Inference and Sampling for Archimax Copulas

TL;DR

This paper introduces a novel non-parametric inference and sampling method for Archimax copulas, enabling flexible, scalable modeling of multivariate dependencies in both the bulk and tails of distributions, with promising applications in safety-critical fields.

Contribution

It develops the first highly flexible and scalable inference and sampling algorithms for Archimax copulas, leveraging their stochastic representation.

Findings

Effective tail extrapolation demonstrated in experiments

Scales well to high-dimensional data

Outperforms existing density modeling techniques

Abstract

Understanding multivariate dependencies in both the bulk and the tails of a distribution is an important problem for many applications, such as ensuring algorithms are robust to observations that are infrequent but have devastating effects.

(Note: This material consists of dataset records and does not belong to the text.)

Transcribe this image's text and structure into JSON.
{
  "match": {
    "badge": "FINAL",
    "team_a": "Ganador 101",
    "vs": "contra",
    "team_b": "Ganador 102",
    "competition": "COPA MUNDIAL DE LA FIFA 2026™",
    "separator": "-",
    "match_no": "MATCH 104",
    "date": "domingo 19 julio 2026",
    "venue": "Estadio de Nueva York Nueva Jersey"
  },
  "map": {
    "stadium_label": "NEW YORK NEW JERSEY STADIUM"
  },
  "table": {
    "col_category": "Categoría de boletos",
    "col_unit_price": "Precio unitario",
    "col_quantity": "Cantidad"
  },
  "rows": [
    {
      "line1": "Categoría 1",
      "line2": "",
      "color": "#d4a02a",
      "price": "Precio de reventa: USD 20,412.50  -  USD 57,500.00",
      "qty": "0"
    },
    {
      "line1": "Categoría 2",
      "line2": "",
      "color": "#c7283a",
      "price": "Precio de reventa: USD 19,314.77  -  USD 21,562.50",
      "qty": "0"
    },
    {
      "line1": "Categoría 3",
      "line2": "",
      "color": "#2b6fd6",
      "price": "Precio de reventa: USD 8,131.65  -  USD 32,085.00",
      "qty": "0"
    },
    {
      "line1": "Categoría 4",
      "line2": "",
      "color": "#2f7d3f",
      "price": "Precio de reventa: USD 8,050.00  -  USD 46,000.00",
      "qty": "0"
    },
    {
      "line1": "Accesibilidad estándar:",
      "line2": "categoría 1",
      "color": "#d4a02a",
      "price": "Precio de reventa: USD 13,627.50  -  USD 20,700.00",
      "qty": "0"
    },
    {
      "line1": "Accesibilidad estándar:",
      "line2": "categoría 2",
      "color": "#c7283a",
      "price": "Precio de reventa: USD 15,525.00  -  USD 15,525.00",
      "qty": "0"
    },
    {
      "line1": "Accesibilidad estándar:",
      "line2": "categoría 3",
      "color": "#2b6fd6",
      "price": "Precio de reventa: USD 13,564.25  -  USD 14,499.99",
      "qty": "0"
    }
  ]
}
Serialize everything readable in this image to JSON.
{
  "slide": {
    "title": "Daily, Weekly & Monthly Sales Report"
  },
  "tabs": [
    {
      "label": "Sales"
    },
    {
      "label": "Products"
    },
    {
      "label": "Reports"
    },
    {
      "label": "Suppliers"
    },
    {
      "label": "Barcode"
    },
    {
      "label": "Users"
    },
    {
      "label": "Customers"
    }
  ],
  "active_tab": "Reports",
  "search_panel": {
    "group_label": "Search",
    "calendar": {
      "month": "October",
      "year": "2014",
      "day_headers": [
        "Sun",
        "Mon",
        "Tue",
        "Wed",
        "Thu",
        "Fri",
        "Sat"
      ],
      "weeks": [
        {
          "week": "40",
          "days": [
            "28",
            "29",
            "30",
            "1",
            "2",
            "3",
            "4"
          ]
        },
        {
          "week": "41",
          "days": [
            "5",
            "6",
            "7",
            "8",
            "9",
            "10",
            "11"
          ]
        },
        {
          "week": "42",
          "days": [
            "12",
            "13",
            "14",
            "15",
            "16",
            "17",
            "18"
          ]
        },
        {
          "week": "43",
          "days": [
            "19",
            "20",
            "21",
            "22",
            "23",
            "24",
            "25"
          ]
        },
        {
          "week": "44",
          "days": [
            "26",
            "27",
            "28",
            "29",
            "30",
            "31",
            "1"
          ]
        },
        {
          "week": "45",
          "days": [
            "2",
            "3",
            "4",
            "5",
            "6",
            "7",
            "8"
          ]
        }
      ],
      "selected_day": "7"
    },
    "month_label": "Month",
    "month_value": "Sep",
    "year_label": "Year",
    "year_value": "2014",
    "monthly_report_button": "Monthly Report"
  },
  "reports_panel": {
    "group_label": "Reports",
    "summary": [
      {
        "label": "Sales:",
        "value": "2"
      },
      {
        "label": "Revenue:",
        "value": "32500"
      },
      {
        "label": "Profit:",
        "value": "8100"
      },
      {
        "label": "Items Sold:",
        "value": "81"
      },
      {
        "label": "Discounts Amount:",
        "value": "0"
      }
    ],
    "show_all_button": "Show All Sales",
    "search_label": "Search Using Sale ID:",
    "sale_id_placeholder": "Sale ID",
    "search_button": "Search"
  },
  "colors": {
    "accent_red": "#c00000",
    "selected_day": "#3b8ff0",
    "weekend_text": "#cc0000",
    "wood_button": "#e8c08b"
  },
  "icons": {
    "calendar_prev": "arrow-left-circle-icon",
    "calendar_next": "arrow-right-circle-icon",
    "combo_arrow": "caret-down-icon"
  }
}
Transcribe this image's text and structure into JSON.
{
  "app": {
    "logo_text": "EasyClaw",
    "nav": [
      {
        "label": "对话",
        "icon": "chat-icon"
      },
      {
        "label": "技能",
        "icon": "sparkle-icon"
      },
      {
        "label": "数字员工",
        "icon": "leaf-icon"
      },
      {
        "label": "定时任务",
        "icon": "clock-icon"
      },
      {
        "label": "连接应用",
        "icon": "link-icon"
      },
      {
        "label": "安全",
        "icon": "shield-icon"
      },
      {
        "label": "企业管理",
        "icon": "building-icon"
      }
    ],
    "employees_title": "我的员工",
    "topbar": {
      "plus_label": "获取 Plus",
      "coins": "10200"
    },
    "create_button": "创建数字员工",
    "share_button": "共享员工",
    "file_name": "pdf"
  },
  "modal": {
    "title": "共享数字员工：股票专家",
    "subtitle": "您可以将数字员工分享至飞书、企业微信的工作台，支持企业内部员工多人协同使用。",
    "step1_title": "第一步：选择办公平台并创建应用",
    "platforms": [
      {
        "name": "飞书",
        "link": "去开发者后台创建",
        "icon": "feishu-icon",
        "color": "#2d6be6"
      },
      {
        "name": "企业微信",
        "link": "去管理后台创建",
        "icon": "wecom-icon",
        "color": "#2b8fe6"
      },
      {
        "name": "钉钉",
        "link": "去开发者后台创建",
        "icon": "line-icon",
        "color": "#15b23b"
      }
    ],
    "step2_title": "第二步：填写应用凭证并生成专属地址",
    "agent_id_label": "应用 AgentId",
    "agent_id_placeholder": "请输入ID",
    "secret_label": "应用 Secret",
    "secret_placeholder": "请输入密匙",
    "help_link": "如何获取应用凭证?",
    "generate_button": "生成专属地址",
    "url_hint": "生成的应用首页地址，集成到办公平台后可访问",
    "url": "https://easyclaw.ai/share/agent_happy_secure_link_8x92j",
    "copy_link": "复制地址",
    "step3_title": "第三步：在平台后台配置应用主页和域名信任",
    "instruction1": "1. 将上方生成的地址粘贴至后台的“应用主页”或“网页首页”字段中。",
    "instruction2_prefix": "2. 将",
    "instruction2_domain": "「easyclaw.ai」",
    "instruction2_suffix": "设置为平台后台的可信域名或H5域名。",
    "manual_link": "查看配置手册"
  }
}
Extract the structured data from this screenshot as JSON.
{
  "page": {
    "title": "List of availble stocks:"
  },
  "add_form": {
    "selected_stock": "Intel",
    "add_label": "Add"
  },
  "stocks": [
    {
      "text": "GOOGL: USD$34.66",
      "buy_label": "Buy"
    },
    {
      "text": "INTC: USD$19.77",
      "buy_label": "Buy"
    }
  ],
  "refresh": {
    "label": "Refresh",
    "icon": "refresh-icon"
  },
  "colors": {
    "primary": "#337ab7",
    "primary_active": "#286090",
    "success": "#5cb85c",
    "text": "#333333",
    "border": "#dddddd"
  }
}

Archimax copulas are a family of distributions endowed with a precise representation that allows simultaneous modeling of the bulk and the tails of a distribution. Rather than separating the two as is typically done in practice, incorporating additional information from the bulk may improve inference of the tails, where observations are limited. Building on the stochastic representation of Archimax copulas, we develop a non-parametric inference method and sampling algorithm. Our proposed methods, to the best of our knowledge, are the first that allow for highly flexible and scalable inference and sampling algorithms, enabling the increased use of Archimax copulas in practical settings. We experimentally compare to state-of-the-art density modeling techniques, and the results suggest that the proposed method effectively extrapolates to the tails while scaling to higher dimensional data. Our findings suggest that the proposed algorithms can be used in a variety of applications where understanding the interplay between the bulk and the tails of a distribution is necessary, such as healthcare and safety.